I receive all kinds of emails and Facebook inbox messages. Apart from inappropriate communication from misguided flirts, the ones which truly concern me are from the fame-hungry.
Now, there’s nothing wrong with wanting to better yourself. In fact, there is something very wrong with not wanting to better yourself.
I’m not Mother Theresa and I don’t pretend to be – so, I’m not about to tell you to give all your worldly possessions to the less privileged. I wouldn’t, myself.
However, when I receive messages from an impressionable youth, along the lines of, “Teach me to write so that I can win awards and/or become famous”, I get concerned.
When I get such a message from more than one person, in a week, it is a reason to hate reality television.
I hate to break this to you – actually, I don’t; that’s just an expression – but unless you’re Kelly Clarkson, bagging first position on a reality television show, will NOT guarantee you career success. Yes, you will have machinery behind you, that may not be available to someone who hasn’t won a reality television show. But it is worth bearing in mind that the machinery is not yours. Therefore, it is on loan. You are just holding it, till next year’s winner comes along and holds it for the winner of the following year. And so on. Of course, your arrogance makes you believe that just because a lot of people voted for you, a year is more than enough time for you to ‘blow’. Then, you get a reality check when the new ‘flavour of the year’ is discovered.

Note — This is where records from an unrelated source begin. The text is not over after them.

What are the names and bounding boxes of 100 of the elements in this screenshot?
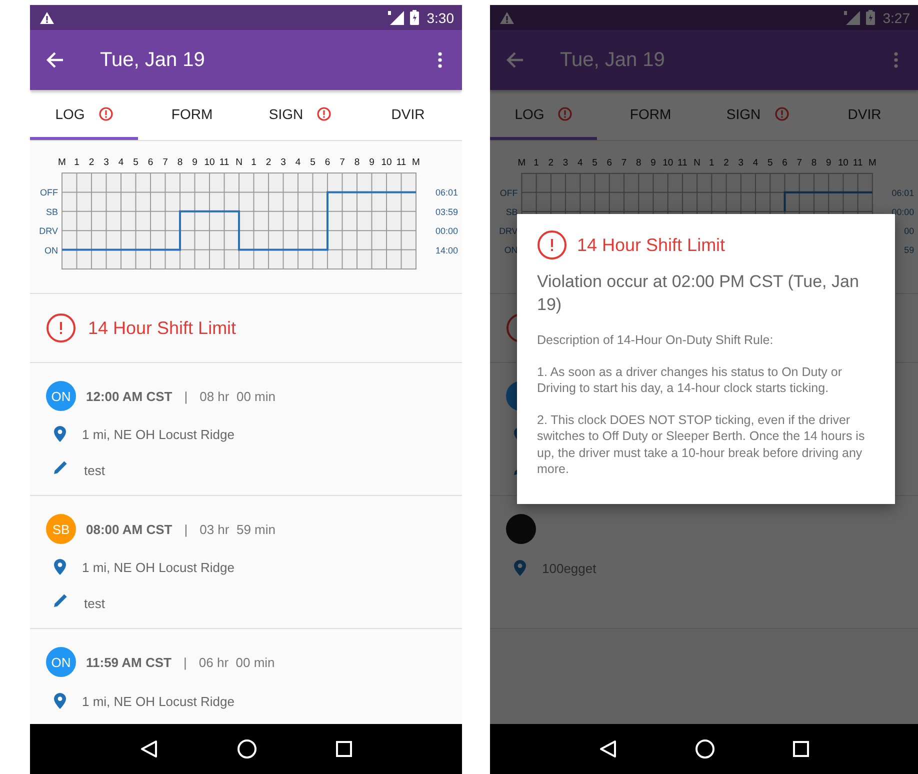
back-arrow-icon bbox=[46, 51, 64, 69]
status-badge: ON bbox=[46, 647, 76, 677]
hour-label: 9 bbox=[369, 157, 374, 168]
battery-icon bbox=[866, 10, 875, 25]
tab[interactable]: FORM bbox=[138, 90, 246, 140]
hour-label: 8 bbox=[354, 157, 360, 168]
location-pin-icon bbox=[54, 426, 66, 442]
hour-label: M bbox=[58, 157, 66, 168]
signal-icon bbox=[844, 10, 860, 24]
entry-note: test bbox=[84, 462, 105, 478]
hour-label: 5 bbox=[310, 157, 316, 168]
hour-label: 10 bbox=[662, 156, 674, 168]
hour-label: 3 bbox=[104, 157, 109, 168]
status-total: 06:01 bbox=[892, 188, 914, 198]
home-icon[interactable] bbox=[236, 739, 257, 759]
rule-description: 1. As soon as a driver changes his status to On Duty or Driving to start his day, a 14-hour clock starts ticking. bbox=[537, 364, 844, 396]
hour-label: 6 bbox=[606, 156, 612, 168]
entry-time: 08:00 AM CST bbox=[86, 522, 172, 536]
hour-label: 6 bbox=[782, 156, 788, 168]
warning-icon bbox=[40, 12, 54, 24]
hour-label: 3 bbox=[738, 156, 744, 168]
rule-description: Description of 14-Hour On-Duty Shift Rule: bbox=[537, 332, 774, 348]
violation-row[interactable]: 14 Hour Shift Limit bbox=[30, 294, 462, 363]
dialog-title: 14 Hour Shift Limit bbox=[577, 234, 726, 256]
entry-location: 1 mi, NE OH Locust Ridge bbox=[82, 560, 234, 574]
tab[interactable]: DVIR bbox=[354, 90, 462, 140]
hour-label: 4 bbox=[295, 157, 301, 168]
hour-label: M bbox=[518, 156, 526, 168]
warning-icon bbox=[500, 12, 514, 24]
menu-icon bbox=[894, 52, 898, 68]
alert-icon bbox=[537, 230, 567, 260]
app-bar-title: Tue, Jan 19 bbox=[100, 48, 206, 72]
log-entry[interactable]: ON 12:00 AM CST | 08 hr 00 min 1 mi, NE OH Locust Ridge test bbox=[30, 363, 462, 496]
hour-label: M bbox=[412, 157, 420, 168]
hour-label: 2 bbox=[88, 157, 94, 168]
hour-label: 11 bbox=[852, 156, 863, 168]
hour-label: 8 bbox=[811, 156, 817, 168]
signal-icon bbox=[388, 10, 404, 24]
tab[interactable]: SIGN bbox=[246, 90, 354, 140]
hour-label: 3 bbox=[280, 157, 286, 168]
back-icon[interactable] bbox=[140, 740, 158, 758]
hour-label: 2 bbox=[548, 156, 554, 168]
home-icon[interactable] bbox=[695, 739, 715, 759]
separator: | bbox=[184, 522, 188, 536]
hour-label: 5 bbox=[133, 157, 138, 168]
back-icon[interactable] bbox=[599, 740, 617, 758]
hour-label: 4 bbox=[752, 156, 758, 168]
log-entry[interactable]: ON 11:59 AM CST | 06 hr 00 min 1 mi, NE OH Locust Ridge bbox=[30, 629, 462, 724]
entry-time: 12:00 AM CST bbox=[86, 388, 172, 404]
hour-label: 11 bbox=[396, 157, 406, 168]
clock-time: 3:27 bbox=[882, 10, 910, 26]
hour-label: 10 bbox=[838, 156, 848, 168]
hour-label: 7 bbox=[340, 157, 345, 168]
tab[interactable]: SIGN bbox=[704, 90, 811, 140]
hour-label: 5 bbox=[768, 156, 773, 168]
hour-label: 10 bbox=[381, 157, 392, 168]
hour-label: 6 bbox=[148, 157, 154, 168]
status-label: SB bbox=[46, 206, 58, 217]
hour-label: 8 bbox=[636, 156, 642, 168]
hour-label: 11 bbox=[678, 156, 688, 168]
hour-label: 1 bbox=[709, 156, 714, 168]
alert-icon bbox=[46, 313, 76, 343]
recents-icon[interactable] bbox=[336, 741, 352, 757]
hour-label: 4 bbox=[118, 157, 124, 168]
hour-label: 3 bbox=[562, 156, 568, 168]
hour-label: 11 bbox=[219, 157, 230, 168]
status-label: OFF bbox=[40, 188, 58, 198]
status-badge: ON bbox=[46, 381, 76, 411]
entry-location: 100egget bbox=[542, 560, 596, 576]
separator: | bbox=[184, 654, 187, 670]
tab[interactable]: DVIR bbox=[811, 90, 918, 140]
log-entry[interactable]: SB 08:00 AM CST | 03 hr 59 min 1 mi, NE OH Locust Ridge test bbox=[30, 496, 462, 629]
hour-label: 5 bbox=[592, 156, 598, 168]
separator: | bbox=[184, 388, 188, 404]
location-pin-icon bbox=[514, 560, 526, 576]
app-bar-title: Tue, Jan 19 bbox=[560, 48, 666, 72]
entry-location: 1 mi, NE OH Locust Ridge bbox=[82, 426, 234, 442]
status-total: 14:00 bbox=[435, 245, 458, 256]
status-total: 00 bbox=[904, 226, 914, 236]
violation-time-text: Violation occur at 02:00 PM CST (Tue, Jan 19) bbox=[537, 271, 860, 316]
hour-label: M bbox=[868, 156, 876, 168]
hour-label: 1 bbox=[534, 156, 539, 168]
hour-label: 2 bbox=[266, 157, 272, 168]
hour-label: 7 bbox=[162, 157, 168, 168]
status-total: 00:00 bbox=[892, 206, 914, 217]
pencil-icon bbox=[54, 593, 68, 607]
entry-time: 11:59 AM CST bbox=[86, 654, 172, 670]
back-arrow-icon bbox=[506, 51, 524, 69]
hour-label: 4 bbox=[578, 156, 583, 168]
violation-title: 14 Hour Shift Limit bbox=[88, 318, 236, 338]
hour-label: 7 bbox=[621, 156, 627, 168]
battery-icon bbox=[410, 10, 419, 25]
status-label: SB bbox=[506, 206, 518, 217]
status-badge: SB bbox=[46, 514, 76, 544]
hour-label: 9 bbox=[826, 156, 832, 168]
recents-icon[interactable] bbox=[793, 741, 809, 757]
hour-label: 6 bbox=[324, 157, 330, 168]
hour-label: 7 bbox=[796, 156, 802, 168]
clock-time: 3:30 bbox=[426, 10, 454, 26]
tab[interactable]: FORM bbox=[597, 90, 704, 140]
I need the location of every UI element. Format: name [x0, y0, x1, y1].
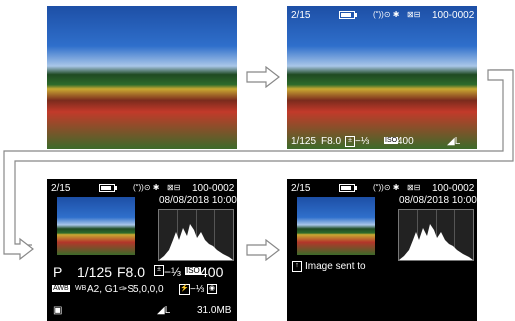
wireless-bluetooth-icon: (ʺ))⊙ ✱	[373, 10, 400, 19]
shooting-mode: P	[53, 264, 63, 280]
file-number: 100-0002	[432, 10, 475, 21]
flash-comp-icon: ⚡	[179, 284, 190, 295]
exposure-comp: −⅓	[164, 265, 182, 279]
arrow-right-icon	[246, 239, 280, 261]
wireless-bluetooth-icon: (ʺ))⊙ ✱	[373, 183, 400, 192]
white-balance: AWB	[52, 285, 70, 292]
thumbnail	[297, 197, 375, 255]
transfer-info-screen: 2/15 (ʺ))⊙ ✱ ⊠⊟ 100-0002 08/08/2018 10:0…	[287, 179, 491, 321]
iso-value: 400	[200, 264, 224, 280]
wb-shift: A2, G1	[87, 284, 119, 295]
picture-style-icon: ✑S	[119, 284, 135, 295]
thumbnail	[57, 197, 135, 255]
battery-icon	[339, 11, 357, 19]
protect-rating-icon: ⊠⊟	[167, 183, 181, 192]
wb-shift-icon: WB	[75, 285, 87, 292]
histogram	[158, 209, 234, 261]
date-time: 08/08/2018 10:00:00	[159, 195, 251, 206]
protect-rating-icon: ⊠⊟	[407, 10, 421, 19]
quality-icon: ◢L	[157, 305, 171, 316]
file-number: 100-0002	[432, 183, 475, 194]
file-size: 31.0MB	[197, 305, 232, 316]
quality-label: L	[164, 305, 171, 316]
lens-correction-icon: ▣	[53, 305, 63, 316]
image-index: 2/15	[51, 183, 71, 194]
aperture-value: F8.0	[117, 264, 146, 280]
flash-comp: −⅓	[190, 284, 205, 295]
battery-icon	[339, 184, 357, 192]
date-time: 08/08/2018 10:00:00	[399, 195, 491, 206]
transfer-icon: ↑	[292, 261, 302, 272]
transfer-message: Image sent to	[305, 261, 366, 272]
wireless-bluetooth-icon: (ʺ))⊙ ✱	[133, 183, 160, 192]
exposure-comp-icon: ±	[154, 265, 164, 276]
iso-label: ISO	[185, 266, 201, 275]
picture-style: 5,0,0,0	[133, 284, 164, 295]
metering-icon: ◉	[207, 284, 217, 294]
file-number: 100-0002	[192, 183, 235, 194]
protect-rating-icon: ⊠⊟	[407, 183, 421, 192]
histogram	[398, 209, 474, 261]
detailed-info-screen: 2/15 (ʺ))⊙ ✱ ⊠⊟ 100-0002 08/08/2018 10:0…	[47, 179, 251, 321]
image-index: 2/15	[291, 10, 311, 21]
image-index: 2/15	[291, 183, 311, 194]
battery-icon	[99, 184, 117, 192]
shutter-speed: 1/125	[77, 264, 113, 280]
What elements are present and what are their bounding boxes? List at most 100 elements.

You’re out in the cold, as a one-hit wonder who’s vying for a spot on “I’m A Celebrity, Get Me Out Of Here”. Or cavorting on “Celebrity Big Brother.”
Talent and skill change your life. But not without hard work and discipline. True, there are some people who ‘make success look easy’ (I have one of those faces), but there are some things that nobody tells you. Or they try, but you’re not listening.
Some years ago, in a meeting with potential new management in London, they asked me, “What do you want from this?”
I said, “I want consistency and longevity. I don’t mind if I have to graft for a while. I don’t actually believe in overnight success. Sometimes, you get that ‘big break’ and I have no problem with that. But I do not want to be a one-hit wonder.”
That’s why I smile, when someone says, “Will you mentor me?”
I started writing when I was eight years old. That was well over two decades ago. So, if you think “She succeeded overnight”, then that was one of the longest nights of my life. I’ve had to develop balls, been burned many times, re-defined my life goals, had to excuse myself from toxic people and things. And I’ve still not arrived where I can say, “I can rest now.” I think one of the most exciting – and frightening – things about the entire process is taking the risk of walking through some very … unusual doors.
So, when I get a mentoring request, I just think, “Are your balls big enough and is your backbone strong enough, to be in my space?” No, not everyone’s time-line is the same. Yes, some stuff can be accelerated with the right people and things around you. But anyone selling you the gospel of ‘overnight success’ is messing you about.